I've had the flu all week, so for this blog I'm covering something super fundamental. Never hurts to hear it again right? Let's take a look at the Four Pillars of Object Oriented Programming.

1. Abstraction

The abstraction of data or hiding of information, involves boiling a component down to just what elements you or the user may be concerned about. I like to think about this as creating a machine with a simple button. This machine might need to do something very simple, such as make a sound, but use a complex method to get there. It has gears and bells and timers. But the user doesn't want to operate any of that. So you give them a box, with a single button on it. They press the button. All that button does is tell the stuff in the box to do some work. The box handles the work, and Ding! A sound is produced. The user doesn't see the whole process - it is hidden from them. This is abstraction.

2. Encapsulation

When we put all those gears and bells and timers inside the box, by binding them together, we encapsulated them. All the tasks involved with making the sound have been gathered into one object - this box. If we have some other tasks, such as some bulbs mirrors for making a bright flash, we could bundle those together in a different box. Everything used for making sounds bundled in one spot, everything used for making lights bundled in another.

3. Inheritance

Inheritance is pretty much exactly what it sounds like! One class called a 'parent' class, may pass on certain properties to a 'child' class. We could make for example, a 'mammal' class, which has the child class 'cat.' 'Cat' would inherit properties from its parent 'mammal' class, such as warm-blooded, while also having some properties of its own, such as 'super cute' or 'really annoying at 3am.' Inheritance can go through multiple 'generations,' and parent or grandparent classes can have multiple child classes.
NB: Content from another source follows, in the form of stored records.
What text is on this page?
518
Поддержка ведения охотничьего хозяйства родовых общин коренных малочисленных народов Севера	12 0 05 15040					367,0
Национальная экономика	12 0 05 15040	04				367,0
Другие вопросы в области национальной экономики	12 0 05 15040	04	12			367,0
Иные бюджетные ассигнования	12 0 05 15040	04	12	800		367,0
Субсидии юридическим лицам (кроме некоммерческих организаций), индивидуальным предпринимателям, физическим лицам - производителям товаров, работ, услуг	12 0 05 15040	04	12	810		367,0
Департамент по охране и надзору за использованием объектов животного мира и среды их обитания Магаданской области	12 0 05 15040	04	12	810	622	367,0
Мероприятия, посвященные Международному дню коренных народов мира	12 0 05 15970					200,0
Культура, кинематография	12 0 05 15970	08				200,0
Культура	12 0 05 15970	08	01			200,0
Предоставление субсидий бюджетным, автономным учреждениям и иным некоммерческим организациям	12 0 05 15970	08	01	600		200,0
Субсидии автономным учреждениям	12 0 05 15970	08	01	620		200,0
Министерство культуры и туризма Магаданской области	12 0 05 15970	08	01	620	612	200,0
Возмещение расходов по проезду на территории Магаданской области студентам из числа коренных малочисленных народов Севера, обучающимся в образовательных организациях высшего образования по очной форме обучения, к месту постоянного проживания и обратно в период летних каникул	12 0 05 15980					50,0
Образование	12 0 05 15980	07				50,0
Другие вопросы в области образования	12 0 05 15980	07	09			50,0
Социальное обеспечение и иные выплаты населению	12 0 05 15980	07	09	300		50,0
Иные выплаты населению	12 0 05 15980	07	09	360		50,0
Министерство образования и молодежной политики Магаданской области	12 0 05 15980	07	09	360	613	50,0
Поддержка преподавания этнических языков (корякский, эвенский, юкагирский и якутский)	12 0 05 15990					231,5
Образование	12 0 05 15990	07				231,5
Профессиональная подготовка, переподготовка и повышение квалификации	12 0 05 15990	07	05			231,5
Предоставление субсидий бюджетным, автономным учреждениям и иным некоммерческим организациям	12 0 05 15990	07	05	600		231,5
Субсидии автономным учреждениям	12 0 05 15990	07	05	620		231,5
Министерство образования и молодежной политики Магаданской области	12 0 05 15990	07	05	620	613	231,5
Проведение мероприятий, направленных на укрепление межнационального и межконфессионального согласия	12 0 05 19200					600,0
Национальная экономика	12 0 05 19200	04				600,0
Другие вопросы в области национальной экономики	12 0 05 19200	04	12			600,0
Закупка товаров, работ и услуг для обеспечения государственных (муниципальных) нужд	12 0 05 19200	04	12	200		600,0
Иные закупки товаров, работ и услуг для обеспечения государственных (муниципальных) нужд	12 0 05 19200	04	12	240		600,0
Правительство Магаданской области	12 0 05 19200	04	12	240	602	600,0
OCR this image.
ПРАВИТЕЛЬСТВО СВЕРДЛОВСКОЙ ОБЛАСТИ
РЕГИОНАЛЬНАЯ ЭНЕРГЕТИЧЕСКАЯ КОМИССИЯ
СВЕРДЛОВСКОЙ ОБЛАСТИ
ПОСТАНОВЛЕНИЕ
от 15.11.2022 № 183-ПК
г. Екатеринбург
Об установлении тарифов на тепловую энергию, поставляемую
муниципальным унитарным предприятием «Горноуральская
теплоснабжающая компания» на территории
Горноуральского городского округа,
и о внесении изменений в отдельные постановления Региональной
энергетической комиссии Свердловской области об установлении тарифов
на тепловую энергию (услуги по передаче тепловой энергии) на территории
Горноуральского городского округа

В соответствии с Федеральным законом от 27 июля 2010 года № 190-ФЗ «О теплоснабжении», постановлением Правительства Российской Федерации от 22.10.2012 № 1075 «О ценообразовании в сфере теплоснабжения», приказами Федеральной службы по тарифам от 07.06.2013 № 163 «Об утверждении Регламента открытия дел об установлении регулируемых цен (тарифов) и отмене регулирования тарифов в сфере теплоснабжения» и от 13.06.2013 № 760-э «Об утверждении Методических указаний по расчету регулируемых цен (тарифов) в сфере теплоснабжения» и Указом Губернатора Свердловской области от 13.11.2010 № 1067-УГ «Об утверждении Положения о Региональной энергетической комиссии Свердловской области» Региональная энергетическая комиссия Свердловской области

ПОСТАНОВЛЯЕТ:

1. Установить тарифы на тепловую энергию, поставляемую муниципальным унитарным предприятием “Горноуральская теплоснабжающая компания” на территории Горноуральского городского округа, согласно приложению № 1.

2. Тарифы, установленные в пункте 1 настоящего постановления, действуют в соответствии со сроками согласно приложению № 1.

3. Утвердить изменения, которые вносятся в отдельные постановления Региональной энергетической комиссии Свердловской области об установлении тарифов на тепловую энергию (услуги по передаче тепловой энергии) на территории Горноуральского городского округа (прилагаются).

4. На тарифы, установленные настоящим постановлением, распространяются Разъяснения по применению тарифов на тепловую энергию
One of the articles I link to in my sources below has a more full break down on different kinds of inheritance.

4. Polymorphism

Polymorphism refers to the ability of objects to literally take many (poly) forms (morph). As I understand it, this is largely thanks to inheritance. Lets take the 'mammal' class we proposed above. We could give it a function called "move()". Then each of its subclasses would have access to that function. However, when the subclass "rabbit" calls move() it may return "hop hop hop" while for a subclass "horse" you may get "clip clop clip clop." The same thing has taken multiple forms.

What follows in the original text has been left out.